← Tous les articles

Chaque itération rend votre code moins sécurisé

Après dix cycles de raffinement de code piloté par LLM, 43,7 pour cent des chaînes d’itération contenaient plus de vulnérabilités que le code de référence initial.1 L’agent améliorait les fonctionnalités. L’agent passait les tests. Le code devenait aussi moins sécurisé à chaque itération — un phénomène que les chercheurs appellent « dérive de spécification ». Personne ne s’en apercevait, car le code s’améliorait sur tous les indicateurs sauf la sécurité.

TL;DR

Une étude du raffinement itératif de code par LLM sur trois modèles (GPT-5-Nano, Claude Sonnet 4.5, DeepSeek-V3) et 2 880 étapes d’itération révèle un paradoxe : les agents optimisent la correction fonctionnelle tout en dégradant silencieusement la sécurité. Les mesures d’atténuation classiques échouent. L’ajout d’outils d’analyse statique de sécurité (portes SAST) dans la boucle a fait passer la dégradation latente de 12,5 pour cent à 20,8 pour cent. Le framework SCAFFOLD-CEGIS résout le problème grâce à quatre couches de vérification, atteignant un taux de dégradation latente de 2,1 pour cent avec une monotonie de sécurité à 100 pour cent, au prix d’un taux de complétion des tâches de 77 pour cent. Cette découverte concerne toute personne exécutant des boucles d’agents autonomes.


Le paradoxe

Les chercheurs ont testé trois LLMs (GPT-5-Nano, Claude Sonnet 4.5, DeepSeek-V3) sur 24 tâches de programmation réparties en six catégories de sécurité (base de données, traitement des entrées, authentification, gestion des ressources, cryptographie, gestion des chemins), produisant 288 chaînes d’itération et 2 880 étapes au total.1 Le constat : la dérive de spécification lors de l’optimisation multi-objectifs provoque une dégradation progressive de la sécurité au fil des itérations successives.

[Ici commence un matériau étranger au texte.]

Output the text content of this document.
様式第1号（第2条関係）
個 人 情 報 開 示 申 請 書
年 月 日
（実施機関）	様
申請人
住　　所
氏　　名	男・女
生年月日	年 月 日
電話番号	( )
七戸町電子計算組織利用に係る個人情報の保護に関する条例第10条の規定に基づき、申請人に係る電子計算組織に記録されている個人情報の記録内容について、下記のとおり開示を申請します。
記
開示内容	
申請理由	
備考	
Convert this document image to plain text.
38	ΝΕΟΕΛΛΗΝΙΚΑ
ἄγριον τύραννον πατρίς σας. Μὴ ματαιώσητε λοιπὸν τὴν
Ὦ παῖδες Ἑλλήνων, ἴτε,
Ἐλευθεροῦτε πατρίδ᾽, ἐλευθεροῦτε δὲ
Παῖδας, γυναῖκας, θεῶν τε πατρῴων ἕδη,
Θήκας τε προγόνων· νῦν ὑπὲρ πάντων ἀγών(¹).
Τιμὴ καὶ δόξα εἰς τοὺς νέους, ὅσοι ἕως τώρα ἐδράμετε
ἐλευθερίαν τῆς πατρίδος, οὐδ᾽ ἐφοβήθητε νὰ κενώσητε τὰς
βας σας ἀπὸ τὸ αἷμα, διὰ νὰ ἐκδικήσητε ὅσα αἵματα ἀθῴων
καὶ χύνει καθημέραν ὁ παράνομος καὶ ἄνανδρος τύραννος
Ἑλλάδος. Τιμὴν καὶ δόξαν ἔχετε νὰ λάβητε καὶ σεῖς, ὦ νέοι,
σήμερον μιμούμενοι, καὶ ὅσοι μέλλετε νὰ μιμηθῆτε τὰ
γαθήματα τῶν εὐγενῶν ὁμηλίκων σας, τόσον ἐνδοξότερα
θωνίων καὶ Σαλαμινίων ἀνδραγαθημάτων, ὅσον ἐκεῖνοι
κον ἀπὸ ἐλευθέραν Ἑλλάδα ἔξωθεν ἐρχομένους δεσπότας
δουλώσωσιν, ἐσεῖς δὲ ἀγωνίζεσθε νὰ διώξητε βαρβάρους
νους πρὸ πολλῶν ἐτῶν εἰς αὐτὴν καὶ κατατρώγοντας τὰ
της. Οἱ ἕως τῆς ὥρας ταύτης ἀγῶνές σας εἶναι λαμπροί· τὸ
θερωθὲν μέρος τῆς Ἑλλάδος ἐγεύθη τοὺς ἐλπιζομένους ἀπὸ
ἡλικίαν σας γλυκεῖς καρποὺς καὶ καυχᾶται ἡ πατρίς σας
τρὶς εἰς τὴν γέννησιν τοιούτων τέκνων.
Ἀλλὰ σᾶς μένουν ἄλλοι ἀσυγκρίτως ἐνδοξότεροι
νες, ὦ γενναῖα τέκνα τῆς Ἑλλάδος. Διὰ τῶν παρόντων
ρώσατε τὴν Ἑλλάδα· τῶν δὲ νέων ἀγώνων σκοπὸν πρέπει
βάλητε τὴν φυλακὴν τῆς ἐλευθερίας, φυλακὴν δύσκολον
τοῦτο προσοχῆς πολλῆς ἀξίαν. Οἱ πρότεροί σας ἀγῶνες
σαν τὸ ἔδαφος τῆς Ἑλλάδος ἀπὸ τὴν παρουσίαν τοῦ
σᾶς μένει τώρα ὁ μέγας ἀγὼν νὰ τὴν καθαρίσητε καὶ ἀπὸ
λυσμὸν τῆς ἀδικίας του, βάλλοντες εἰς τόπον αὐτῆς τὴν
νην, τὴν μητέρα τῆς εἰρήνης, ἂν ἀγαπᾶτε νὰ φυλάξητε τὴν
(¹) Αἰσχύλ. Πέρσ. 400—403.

Le mécanisme : lorsqu’un agent optimise du code sur plusieurs cycles, chaque cycle se concentre sur les améliorations fonctionnelles (correction de bugs, ajout de fonctionnalités, passage de tests, amélioration des performances). Les contraintes de sécurité entrent en concurrence avec les objectifs fonctionnels pour capter l’attention de l’agent. Au fil de dix cycles, l’agent apprend (implicitement, par accumulation de contexte) que les modifications fonctionnelles produisent un retour positif, tandis que les contraintes de sécurité ne génèrent aucun retour. La logique défensive qui ne contribue pas à une fonctionnalité visible se retrouve simplifiée, éliminée par refactoring, ou remplacée par des alternatives plus faibles.

Le taux de dégradation de 43,7 pour cent provient d’une étude observationnelle distincte suivant GPT-4o sur dix cycles d’itération. L’expérience principale a évalué SCAFFOLD-CEGIS face à cinq approches de défense existantes : sécurité par prompt, auto-raffinement, SAST a posteriori, garde pilotée par les tests et garde hybride.1 La communauté de recherche avait déjà identifié la dégradation itérative comme une préoccupation. Aucune des cinq alternatives ne l’a résolue.

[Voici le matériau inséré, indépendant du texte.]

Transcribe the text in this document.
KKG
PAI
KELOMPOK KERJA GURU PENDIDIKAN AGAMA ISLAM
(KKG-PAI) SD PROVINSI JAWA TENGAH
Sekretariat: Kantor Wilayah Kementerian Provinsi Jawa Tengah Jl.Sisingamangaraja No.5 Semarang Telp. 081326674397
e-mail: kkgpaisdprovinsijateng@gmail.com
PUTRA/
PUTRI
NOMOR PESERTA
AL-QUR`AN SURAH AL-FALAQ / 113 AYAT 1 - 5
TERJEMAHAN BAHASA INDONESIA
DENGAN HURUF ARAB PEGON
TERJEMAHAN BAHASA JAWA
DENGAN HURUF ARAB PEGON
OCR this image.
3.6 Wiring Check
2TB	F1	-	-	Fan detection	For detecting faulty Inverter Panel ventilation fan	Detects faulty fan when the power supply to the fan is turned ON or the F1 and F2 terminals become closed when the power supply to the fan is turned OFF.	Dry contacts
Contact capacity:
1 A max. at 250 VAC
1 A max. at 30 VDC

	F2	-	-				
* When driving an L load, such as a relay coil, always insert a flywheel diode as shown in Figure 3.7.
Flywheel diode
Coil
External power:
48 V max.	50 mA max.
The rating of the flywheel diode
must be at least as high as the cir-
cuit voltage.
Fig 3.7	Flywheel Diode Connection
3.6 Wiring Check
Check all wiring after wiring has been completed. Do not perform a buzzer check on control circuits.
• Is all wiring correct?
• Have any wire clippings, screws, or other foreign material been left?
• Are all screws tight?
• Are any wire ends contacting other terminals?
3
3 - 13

Une étude indépendante de Shukla, Joshi et Syed, évaluée par les pairs et acceptée à IEEE-ISTAS 2025, corrobore ce phénomène.4 Les chercheurs ont pris dix échantillons de code C et Java vérifiés en termes de sécurité, appliqué quatre stratégies de prompting distinctes sur dix itérations chacune (400 échantillons au total), et mesuré une augmentation de 37,6 pour cent des vulnérabilités critiques après seulement cinq itérations. La taxonomie des vulnérabilités couvrait 12 catégories, notamment la sécurité mémoire, la validation des entrées, l’implémentation cryptographique et les failles d’injection. La cohérence entre différentes équipes de recherche, langages et méthodologies d’évaluation confirme que la dégradation itérative est une propriété de l’approche, et non un artefact d’un dispositif expérimental unique.

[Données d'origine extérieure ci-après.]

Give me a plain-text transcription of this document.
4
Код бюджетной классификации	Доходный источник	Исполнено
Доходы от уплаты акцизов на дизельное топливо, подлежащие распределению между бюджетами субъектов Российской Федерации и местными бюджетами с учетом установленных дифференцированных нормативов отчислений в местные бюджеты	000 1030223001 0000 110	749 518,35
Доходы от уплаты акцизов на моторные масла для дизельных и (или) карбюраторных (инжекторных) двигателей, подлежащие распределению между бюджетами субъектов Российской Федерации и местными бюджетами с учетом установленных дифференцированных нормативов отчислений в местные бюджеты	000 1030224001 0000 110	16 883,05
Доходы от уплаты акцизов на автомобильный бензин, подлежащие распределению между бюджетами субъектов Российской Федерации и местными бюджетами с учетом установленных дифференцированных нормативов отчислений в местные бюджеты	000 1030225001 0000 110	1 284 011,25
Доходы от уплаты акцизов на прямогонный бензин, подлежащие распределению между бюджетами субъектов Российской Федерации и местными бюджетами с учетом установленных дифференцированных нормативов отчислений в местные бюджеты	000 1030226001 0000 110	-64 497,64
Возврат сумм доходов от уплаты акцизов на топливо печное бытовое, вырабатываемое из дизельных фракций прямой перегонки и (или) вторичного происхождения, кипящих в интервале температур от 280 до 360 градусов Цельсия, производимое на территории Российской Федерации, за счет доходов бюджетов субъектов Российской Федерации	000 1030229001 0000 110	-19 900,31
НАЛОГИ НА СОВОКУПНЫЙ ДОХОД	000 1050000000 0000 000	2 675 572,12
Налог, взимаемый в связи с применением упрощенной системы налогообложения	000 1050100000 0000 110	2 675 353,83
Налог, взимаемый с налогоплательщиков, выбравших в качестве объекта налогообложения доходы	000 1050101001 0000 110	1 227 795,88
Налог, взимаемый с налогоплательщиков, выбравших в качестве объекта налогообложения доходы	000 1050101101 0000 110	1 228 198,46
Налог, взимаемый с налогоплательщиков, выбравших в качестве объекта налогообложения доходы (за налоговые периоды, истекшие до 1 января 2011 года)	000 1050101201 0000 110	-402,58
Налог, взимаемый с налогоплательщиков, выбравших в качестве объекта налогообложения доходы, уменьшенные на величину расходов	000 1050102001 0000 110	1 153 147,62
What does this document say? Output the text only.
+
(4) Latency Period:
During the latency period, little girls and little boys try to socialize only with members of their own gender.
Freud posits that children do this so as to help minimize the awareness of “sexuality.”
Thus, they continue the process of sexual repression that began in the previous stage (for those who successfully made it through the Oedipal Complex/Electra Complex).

Pourquoi les portes SAST aggravent le problème

La découverte la plus contre-intuitive : l’ajout d’outils d’analyse statique de sécurité comme portes entre les itérations a fait passer la dégradation latente de 12,5 pour cent à 20,8 pour cent.1

L’article attribue la cause à la dérive de spécification lors de l’optimisation multi-objectifs. Une explication complémentaire correspond à un phénomène bien connu dans le développement logiciel humain : lorsque les développeurs s’appuient sur des linters et des analyseurs statiques, ils codent de manière moins défensive, car les outils « attraperont » les problèmes. La même dynamique s’applique vraisemblablement aux agents LLM. Lorsque l’agent reçoit un retour SAST entre les itérations, deux phénomènes se produisent :

  1. L’agent optimise pour passer le scanner, et non pour écrire du code sécurisé. Les outils SAST vérifient des schémas de vulnérabilité connus (injection SQL, XSS, dépassements de tampon). L’agent apprend à éviter ces schémas spécifiques tout en introduisant des faiblesses de sécurité inédites que le scanner ne détecte pas.

  2. L’agent supprime les défenses « redondantes ». Si le scanner signale que la validation des entrées à la couche A est suffisante, l’agent supprime la validation à la couche B lors de l’itération suivante. La validation à la couche B relevait de la défense en profondeur, pas de la redondance. Le scanner ne peut pas distinguer les deux.

Le résultat : l’itération avec porte SAST produit du code qui passe les scans de sécurité mais contient plus de vulnérabilités latentes que l’itération sans porte. L’outillage crée un faux sentiment de sécurité qui rend l’agent moins prudent, pas davantage.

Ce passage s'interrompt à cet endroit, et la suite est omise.